The vacancy ad was posted by Daniil – owner of mini-hotels newtwork. Job vacancies aside, he also offered his house in the Leningrad region to refugees – free of charge – as well as several rooms in communal flats. Several families from Ukraine lived in this apartment at Goncharnaya Street. Daniil says there is a lucky room here. All those who stayed in it quickly found jobs and accommodation.

Daniil Samsonov, businessman: “I bought a flat, the documents are still being processed. But they let me live in the rooms earlier, so I gave them to refugees. There’s nothing in it, because there are those who need it. Just gave it to them and that’s it. Nothing heroic. I have a man living in a hostel, who said that he saw mothers of rebels shot dead in Slavyansk. He is from Kramatorsk”

This young man is also staying at Daniil’s hotel. He fled Ukraine because he didn’t want to go to war against his own people

Refugee: “They really are shooting people. Or breaking feet or arms. They throw people into pits. And this guy – he’s just like me. Imagine – he’ll be thrown into a pit if he doesn’t pull the trigger”

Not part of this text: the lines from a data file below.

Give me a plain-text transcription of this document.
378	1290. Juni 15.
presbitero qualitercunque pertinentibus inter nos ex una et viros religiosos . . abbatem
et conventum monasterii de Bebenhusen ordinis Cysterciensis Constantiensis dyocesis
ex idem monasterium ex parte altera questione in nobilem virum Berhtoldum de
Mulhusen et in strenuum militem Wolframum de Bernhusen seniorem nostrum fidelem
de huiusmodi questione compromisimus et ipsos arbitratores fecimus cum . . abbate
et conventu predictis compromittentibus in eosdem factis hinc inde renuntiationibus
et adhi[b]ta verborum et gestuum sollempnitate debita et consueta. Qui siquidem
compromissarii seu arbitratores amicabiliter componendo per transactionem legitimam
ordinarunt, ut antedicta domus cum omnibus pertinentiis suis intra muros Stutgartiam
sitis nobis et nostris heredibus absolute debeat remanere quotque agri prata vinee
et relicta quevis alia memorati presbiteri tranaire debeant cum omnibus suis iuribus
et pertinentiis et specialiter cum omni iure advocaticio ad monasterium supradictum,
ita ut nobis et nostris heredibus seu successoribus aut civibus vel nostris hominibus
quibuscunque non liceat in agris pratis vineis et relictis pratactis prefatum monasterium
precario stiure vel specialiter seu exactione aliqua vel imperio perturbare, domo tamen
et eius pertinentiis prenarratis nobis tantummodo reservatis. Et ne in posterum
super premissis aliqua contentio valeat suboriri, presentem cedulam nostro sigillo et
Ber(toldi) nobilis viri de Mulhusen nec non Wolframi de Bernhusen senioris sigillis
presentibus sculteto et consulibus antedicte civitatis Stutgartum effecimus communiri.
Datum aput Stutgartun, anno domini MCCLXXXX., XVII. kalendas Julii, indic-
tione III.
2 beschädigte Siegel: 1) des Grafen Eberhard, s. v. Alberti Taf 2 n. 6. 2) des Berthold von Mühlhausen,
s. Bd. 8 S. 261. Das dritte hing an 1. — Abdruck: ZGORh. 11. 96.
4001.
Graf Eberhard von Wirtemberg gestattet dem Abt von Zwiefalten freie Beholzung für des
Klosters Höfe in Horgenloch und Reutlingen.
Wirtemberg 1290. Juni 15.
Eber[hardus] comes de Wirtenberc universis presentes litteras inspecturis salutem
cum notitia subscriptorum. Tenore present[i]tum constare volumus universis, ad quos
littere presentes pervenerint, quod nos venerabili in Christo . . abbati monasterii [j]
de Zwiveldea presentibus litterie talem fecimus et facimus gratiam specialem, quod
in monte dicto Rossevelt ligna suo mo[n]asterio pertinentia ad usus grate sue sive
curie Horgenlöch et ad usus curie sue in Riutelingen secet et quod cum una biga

The Smolyachkova Street. Every morning hundreds of refugees gather at the doors of the Federal Migration Service building. Electronic cues were abolished. Everyone is being admitted in a real-time line. Its quicker.

Temporary asylum status takes only three days to register. The refugee status is a bit more difficult to obtain – at least a month for the decision.

Eduard Khorkov, head of immigration control department: “Volunteer help is acute for us. The flow of people is huge. We take 400-500 people each day”

Young people work a full day here. Nobody’s paying them for this.

By 1pm almost 200 people filed in their documents. People come according to lists they made for themselves. The main thing is to get to the meeting with the authorities. In St. Petersburg, Ukrainians can get employed straight after they have submitted their documents.

Nobody knows how many more refugees will come to St. Petersburg. It depends on how events in Ukraine would develop. Meanwhile, refugee centers are expecting more volunteers – those who can and are willing to help.